"Se ne va il Novecento dell’arte". Prato piange Giuliano Gori, uomo straordinario. Il talento di saper leggere i tempi

Il sindaco: "La città deve ringraziarlo anche per Moore". Nerbini: "Donò il presbiterio della Cattedrale" .

Giuliano Gori

Giuliano Gori

Prato, 27 gennaio 2024 – La notizia della morte di Giuliano Gori si è diffusa rapidamente in città, suscitando emozione e cordoglio. "Con Giuliano Gori se ne va il Novecento dell’arte della nostra città e della sua relazione con il mondo - dichiarano il sindaco Matteo Biffoni e l’assessore Simone Mangani -. Imprenditore, innovatore, amante riamato degli artisti e delle artiste, ha fatto della storica Fattoria di Celle il prototipo italiano dell’arte ambientale grazie all’intuito, alla capacità di sperimentare, alla sapienza nell’interpretare le possibilità che un luogo immerso nella natura poteva offrire. Assieme a Bertini è stato decisivo per l’arrivo di Henry Moore a Prato e ancora nel 2012 grazie a lui la collezione pubblica del Museo di Palazzo Pretorio si arricchisce della donazione Lipschitz. Gori è stato esempio inimitabile e libero". Ricorda Gori anche il governatore Giani: "Ci sono uomini che con la loro passione e la loro generosità riescono a costruire esperienze di bellezza patrimonio di tutti".

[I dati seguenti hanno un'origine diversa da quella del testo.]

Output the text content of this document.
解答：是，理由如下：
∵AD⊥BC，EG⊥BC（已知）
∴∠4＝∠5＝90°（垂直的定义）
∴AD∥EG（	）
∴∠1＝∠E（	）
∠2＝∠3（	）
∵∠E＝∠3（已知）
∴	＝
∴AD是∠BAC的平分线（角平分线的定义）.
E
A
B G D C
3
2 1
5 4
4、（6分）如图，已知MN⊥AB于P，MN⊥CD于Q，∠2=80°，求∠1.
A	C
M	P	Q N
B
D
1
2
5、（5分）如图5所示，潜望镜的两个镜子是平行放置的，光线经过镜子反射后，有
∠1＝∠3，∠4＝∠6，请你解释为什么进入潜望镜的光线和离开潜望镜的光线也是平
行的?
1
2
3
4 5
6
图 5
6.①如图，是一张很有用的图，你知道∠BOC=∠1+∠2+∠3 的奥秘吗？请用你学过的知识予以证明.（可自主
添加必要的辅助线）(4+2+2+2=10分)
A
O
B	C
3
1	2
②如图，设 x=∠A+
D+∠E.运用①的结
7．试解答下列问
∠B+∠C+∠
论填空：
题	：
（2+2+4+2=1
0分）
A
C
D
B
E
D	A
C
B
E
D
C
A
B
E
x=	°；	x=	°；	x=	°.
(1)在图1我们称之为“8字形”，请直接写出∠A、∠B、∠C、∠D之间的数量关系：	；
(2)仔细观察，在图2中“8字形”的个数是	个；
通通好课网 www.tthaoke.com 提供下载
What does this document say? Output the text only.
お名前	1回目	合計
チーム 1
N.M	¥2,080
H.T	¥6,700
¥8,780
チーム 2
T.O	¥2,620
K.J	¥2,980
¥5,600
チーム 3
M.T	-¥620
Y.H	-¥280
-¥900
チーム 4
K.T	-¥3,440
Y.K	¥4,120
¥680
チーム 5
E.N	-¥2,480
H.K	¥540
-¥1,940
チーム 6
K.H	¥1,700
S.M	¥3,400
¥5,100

Forte emozione da Stefano Collicelli Cagol, direttore del Centro Pecci, che ricorda di essere partito da Celle per la sua formazione nel campo dell’arte. "Gori è stato una figura gigantesca non solo per il Pecci, ma per l’arte internazionale grazie alla sua visionarietà, alla capacità di leggere la contemporaneità e di legarsi agli artisti. E’ stato molto vicino ad Enrico Pecci quando stava pensando a creare il Centro. E’ stato un gigante nella capacità di costruire un luogo come la Fattoria di Celle, fondamentale per far conoscere il territorio e portare voci internazionali che oggi sono tra le più famose nell’arte". Daniele Matteini, presidente di Confindustria Toscana Nord, afferma che "di lui rimangono le tante iniziative a cui ha dato vita e le opere d’arte che ha acquisito e che fanno della Villa di Celle, dove si tenne l’ultimo incontro formale che Ctn ha avuto con lui – ricorda – Una riunione in vista delle iniziative per Pistoia Capitale della cultura". "Un pensiero grato e riconoscente va a Giuliano Gori per quanto ha fatto per la città e per la Chiesa di Prato". Così il vescovo Giovanni Nerbini.

A lui e alla sua munificenza si deve il nuovo presbiterio del Duomo, realizzato nel 2001 da Robert Morris, che fece l’altare in marmo bianco di Alcantara, l’ambone e un candelabro. Nell’occasione Gori donò un’altra opera di Morris per il chiostro della Cattedrale: la scultura Quattro per Donatello. "Sono opere straordinarie e originali", commenta monsignor Giuseppe Billi, presidente della Commissione diocesana di arte sacra: "Grazie a Gori la nostra Cattedrale si aprì all’arte contemporanea". Nello stesso periodo Gori donò una antica testa di un Crocifisso di legno policromo del 1230 al Museo dell’Opera del Duomo.

"Sfogliando il catalogo di un’asta vidi che in vendita c’era questa antica opera – racconta Claudio Cerretelli, già direttore del Museo dell’Opera del Duomo – e riconobbi la testa del Crocifisso antico della Cattedrale, di cui se ne erano perse le tracce. Per noi sarebbe stato impossibile acquistarla, così ci rivolgemmo a lui, che la comprò e donò alla collezione del Museo. Gliene saremo sempre grati". Irene Sanesi, esperta in economia gestione e fiscalità della cultura, lega il suo ricordo al percorso dentro la Fondazione del Pecci: "E’ un esempio di genius loci una persona che anche con il passare dell’età non ha mai perso lo spirito giovane e di curiosità". E nel 2021 è stato il vincitore del premio Cerreto, consegnato da Fernando Meoni insieme alla moglie Eleonora Lastrucci al figlio Paolo Gori.